화학공학소재연구정보센터
Inorganic Chemistry, Vol.52, No.12, 6985-6993, 2013
Ion Exchange and Structural Aging in the Layered Perovskite Phases H1-xLixLaTiO4
Grinding together the solid acid HLaTiO4 with stoichiometric quantities of lithium hydroxide monohydrate gives the solid solution H1-xLixLaTiO4. The structures of these crystalline phases have been refined against neutron powder diffraction data to show that all of these compounds crystallize in the centrosymmetric space group P4/nmm. The protons and lithium cations occupy sites between the perovskite layers; the former in hydroxide groups that hydrogen-bond to adjacent layers while Li+ is in four-coordinate sites that bridge the perovskite slabs with a geometry intermediate between square-planar and tetrahedral. The reaction proceeds rapidly, but the unit cell size continues to evolve over the course of days with a gradual compression along the interlayer direction that can be modeled using a power law dependence reminiscent of an Ostwald ripening process.
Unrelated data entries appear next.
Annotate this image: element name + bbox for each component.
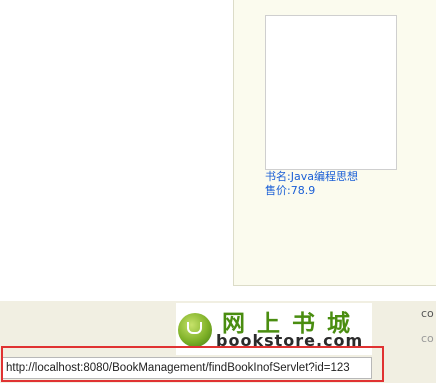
- status-bar-url: http://localhost:8080/BookManagement/fin…: [2, 357, 372, 379]
- book-cover-image[interactable]: [265, 15, 397, 170]
- book-title-link[interactable]: 书名:Java编程思想: [265, 170, 405, 184]
- book-card[interactable]: 书名:Java编程思想 售价:78.9: [265, 15, 405, 198]
- footer-text-fragment: co: [421, 307, 434, 320]
- bag-icon: [178, 313, 212, 347]
- book-list-panel: 书名:Java编程思想 售价:78.9: [233, 0, 436, 286]
- logo-english-text: bookstore.com: [216, 331, 364, 350]
- site-logo[interactable]: 网上书城 bookstore.com: [176, 303, 372, 355]
- footer-text-fragment: co: [421, 332, 434, 345]
- book-price: 售价:78.9: [265, 184, 316, 197]
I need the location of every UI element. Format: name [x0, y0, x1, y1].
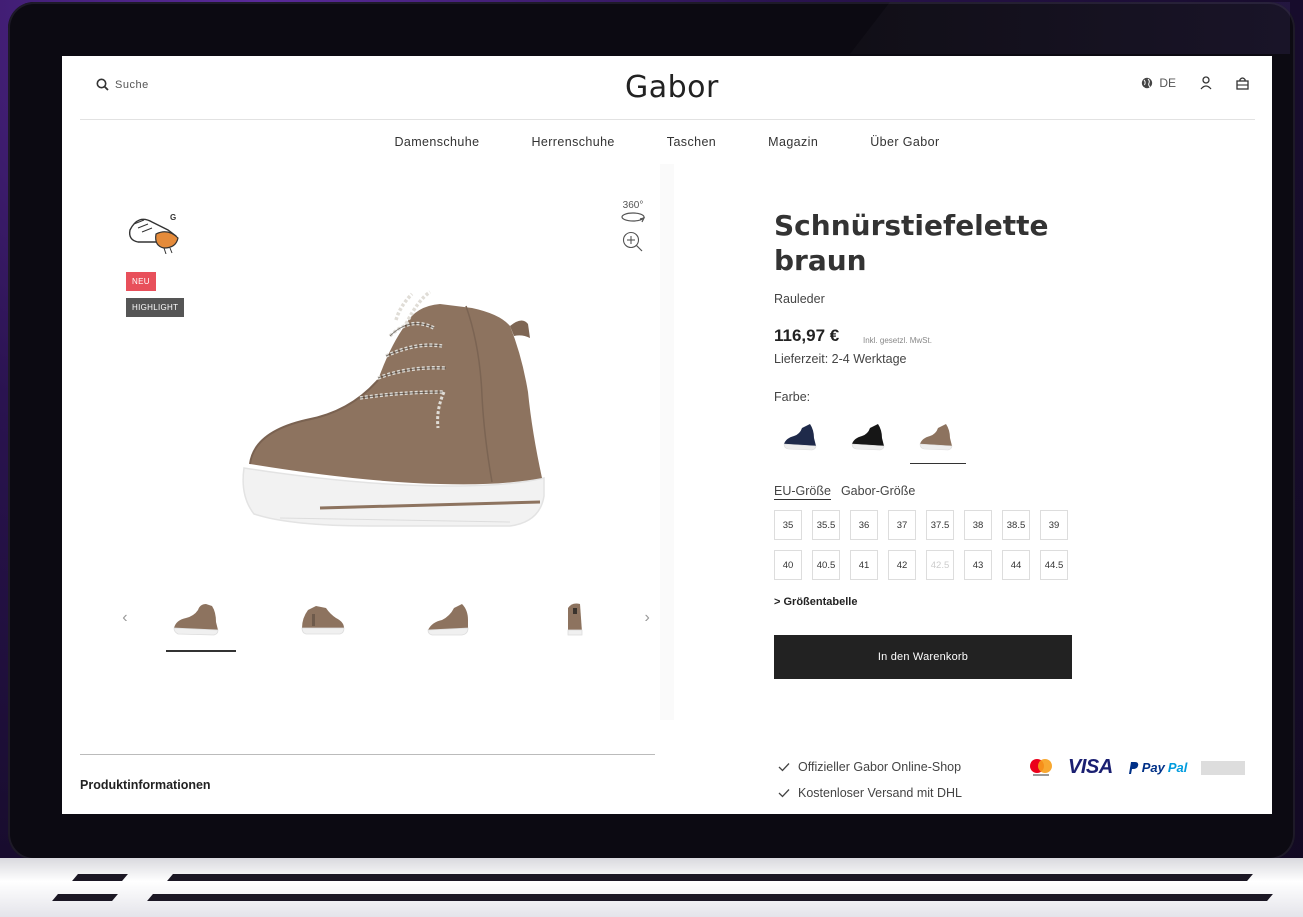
size-chart-link[interactable]: > Größentabelle	[774, 596, 857, 608]
site-header: Suche Gabor DE	[80, 56, 1255, 120]
usp-free-shipping: Kostenloser Versand mit DHL	[778, 786, 962, 800]
tab-gabor-size[interactable]: Gabor-Größe	[841, 484, 915, 500]
svg-text:G: G	[170, 213, 176, 222]
base-stripe	[167, 874, 1253, 881]
mastercard-icon	[1030, 758, 1052, 776]
lid-reflection	[850, 2, 1290, 54]
product-information-heading[interactable]: Produktinformationen	[80, 778, 211, 792]
size-option[interactable]: 38.5	[1002, 510, 1030, 540]
account-icon[interactable]	[1200, 76, 1212, 90]
base-stripe	[72, 874, 128, 881]
badge-new: NEU	[126, 272, 156, 291]
size-grid: 35 35.5 36 37 37.5 38 38.5 39 40 40.5 41 42 42.5 43 44…	[774, 510, 1074, 580]
thumbnail-front-angle[interactable]	[418, 590, 480, 646]
usp-text: Offizieller Gabor Online-Shop	[798, 760, 962, 774]
thumbnail-prev-arrow[interactable]: ‹	[116, 609, 134, 627]
size-option: 42.5	[926, 550, 954, 580]
gabor-logo[interactable]: Gabor	[625, 70, 719, 105]
size-option[interactable]: 43	[964, 550, 992, 580]
size-option[interactable]: 44.5	[1040, 550, 1068, 580]
vat-note: Inkl. gesetzl. MwSt.	[863, 336, 932, 345]
base-stripe	[147, 894, 1273, 901]
rotate-360-label: 360°	[622, 200, 644, 211]
shoe-color-swatch-image	[783, 424, 817, 451]
thumbnail-back[interactable]	[544, 590, 606, 646]
visa-logo: VISA	[1068, 756, 1113, 778]
usp-official-shop: Offizieller Gabor Online-Shop	[778, 760, 961, 774]
shoe-thumbnail-image	[567, 603, 583, 636]
shopping-bag-icon[interactable]	[1236, 76, 1249, 90]
size-option[interactable]: 42	[888, 550, 916, 580]
nav-magazin[interactable]: Magazin	[768, 135, 818, 149]
color-option-black[interactable]	[842, 412, 898, 460]
thumbnail-side[interactable]	[165, 590, 236, 652]
shoe-color-swatch-image	[919, 424, 953, 451]
section-divider	[80, 754, 655, 755]
size-option[interactable]: 36	[850, 510, 878, 540]
size-option[interactable]: 38	[964, 510, 992, 540]
size-option[interactable]: 37	[888, 510, 916, 540]
color-label: Farbe:	[774, 390, 811, 404]
search-label: Suche	[115, 78, 149, 91]
shoe-thumbnail-image	[301, 606, 345, 635]
size-option[interactable]: 35.5	[812, 510, 840, 540]
rotate-360-button[interactable]: 360°	[620, 200, 646, 223]
product-material: Rauleder	[774, 292, 825, 306]
size-option[interactable]: 44	[1002, 550, 1030, 580]
badge-highlight: HIGHLIGHT	[126, 298, 185, 317]
color-option-navy[interactable]	[774, 412, 830, 460]
nav-taschen[interactable]: Taschen	[667, 135, 716, 149]
add-to-cart-button[interactable]: In den Warenkorb	[774, 635, 1072, 679]
thumbnail-next-arrow[interactable]: ›	[638, 609, 656, 627]
checkmark-icon	[778, 763, 790, 772]
product-price: 116,97 €	[774, 326, 840, 345]
delivery-time: Lieferzeit: 2-4 Werktage	[774, 352, 907, 366]
color-option-brown[interactable]	[910, 412, 966, 464]
size-option[interactable]: 41	[850, 550, 878, 580]
shoe-thumbnail-image	[427, 604, 469, 636]
browser-screen: Suche Gabor DE Damenschuhe Herrenschuhe …	[62, 56, 1272, 814]
nav-ueber-gabor[interactable]: Über Gabor	[870, 135, 939, 149]
payment-methods: VISA Pay Pal	[1028, 756, 1246, 779]
zoom-in-icon[interactable]	[622, 231, 644, 253]
rotate-icon	[621, 212, 646, 223]
size-option[interactable]: 35	[774, 510, 802, 540]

On heating, these materials undergo a mass loss because of dehydration but retain the layered Ruddlesden-Popper structure up to 480 degrees C before a substantial loss of crystallinity on further heating to 600 degrees C. Impedance spectroscopy studies of the dehydrated materials shows that Li+ mobility in these materials is lower than the LiLaTiO4 end member, possibly because of microstructural effects causing large intergrain resistance through the defective phases.